Frequently Asked Questions

Common Build Issues

Issue 1:

Lack of toolchain in a bare metal linux ENV.
Solution:

sudo apt-get update && sudo apt-get install -y python3 python3-pip python3-dev python3-distutils build-essential git libgl1-mesa-glx libglib2.0-0 numactl wget
ln -sf $(which python3) /usr/bin/python

Issue 2:

ValueError: numpy.ndarray size changed, may indicate binary incompatibility.

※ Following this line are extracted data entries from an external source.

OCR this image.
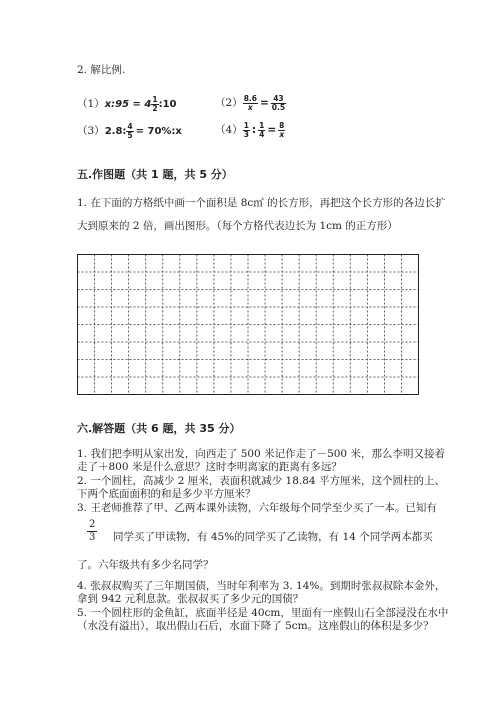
2. 解比例.
（1）x:95 = $4 \frac{1}{2}$ :10	$(2) \frac{8.6}{x} = \frac{43}{0.5}$
（3）2.8: $\frac{4}{5}$ = 70%:x	$(4) \frac{1}{3}$ : $\frac{1}{4} = \frac{8}{x}$
五.作图题（共 1 题，共 5 分）
1. 在下面的方格纸中画一个面积是 8c㎡ 的长方形，再把这个长方形的各边长扩
大到原来的 2 倍，画出图形。（每个方格代表边长为 1cm 的正方形）
六.解答题（共 6 题，共 35 分）
1. 我们把李明从家出发，向西走了 500 米记作走了－500 米，那么李明又接着
走了＋800 米是什么意思？这时李明离家的距离有多远？
2. 一个圆柱，高减少 2 厘米，表面积就减少 18.84 平方厘米，这个圆柱的上、
下两个底面面积的和是多少平方厘米？
3. 王老师推荐了甲、乙两本课外读物，六年级每个同学至少买了一本。已知有
$\frac{2}{3}$ 同学买了甲读物，有 45%的同学买了乙读物，有 14 个同学两本都买
了。六年级共有多少名同学？
4. 张叔叔购买了三年期国债，当时年利率为 3. 14%。到期时张叔叔除本金外，
拿到 942 元利息款。张叔叔买了多少元的国债？
5. 一个圆柱形的金鱼缸，底面半径是 40cm，里面有一座假山石全部浸没在水中
（水没有溢出），取出假山石后，水面下降了 5cm。这座假山的体积是多少？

Expected 88 from C header, got 80 from PyObject
Solution: reinstall pycocotools by “pip install pycocotools –no-cache-dir”

Issue 3:

ImportError: libGL.so.1: cannot open shared object file: No such file or directory
Solution: apt install or yum install python3-opencv

Issue 4:

Conda package neural-compressor-full (this binary is only available from v1.13 to v2.1.1) dependency conflict may pending on conda installation for a long time.
Solution: run conda install sqlalchemy=1.4.27 alembic=1.7.7 -c conda-forge before install neural-compressor-full.

Issue 5:

If you run 3X torch extension API inside a docker container, then you may encounter the following error:

ValueError: No threading layer could be loaded.
HINT:
Intel TBB is required, try:
$ conda/pip install tbb

Solution: It’s actually already installed by requirements_pt.txt, so just need to set up with export LD_LIBRARY_PATH=/usr/local/lib/:$LD_LIBRARY_PATH.

Issue 6:

torch._C._LinAlgError: linalg.cholesky: The factorization could not be completed because the input is not positive-definite.
Solution: This is a known issue. For more details, refer to AutoGPTQ/AutoGPTQ#196. Try increasing percdamp (percent of the average Hessian diagonal to use for dampening), or increasing nsamples (the number of calibration samples).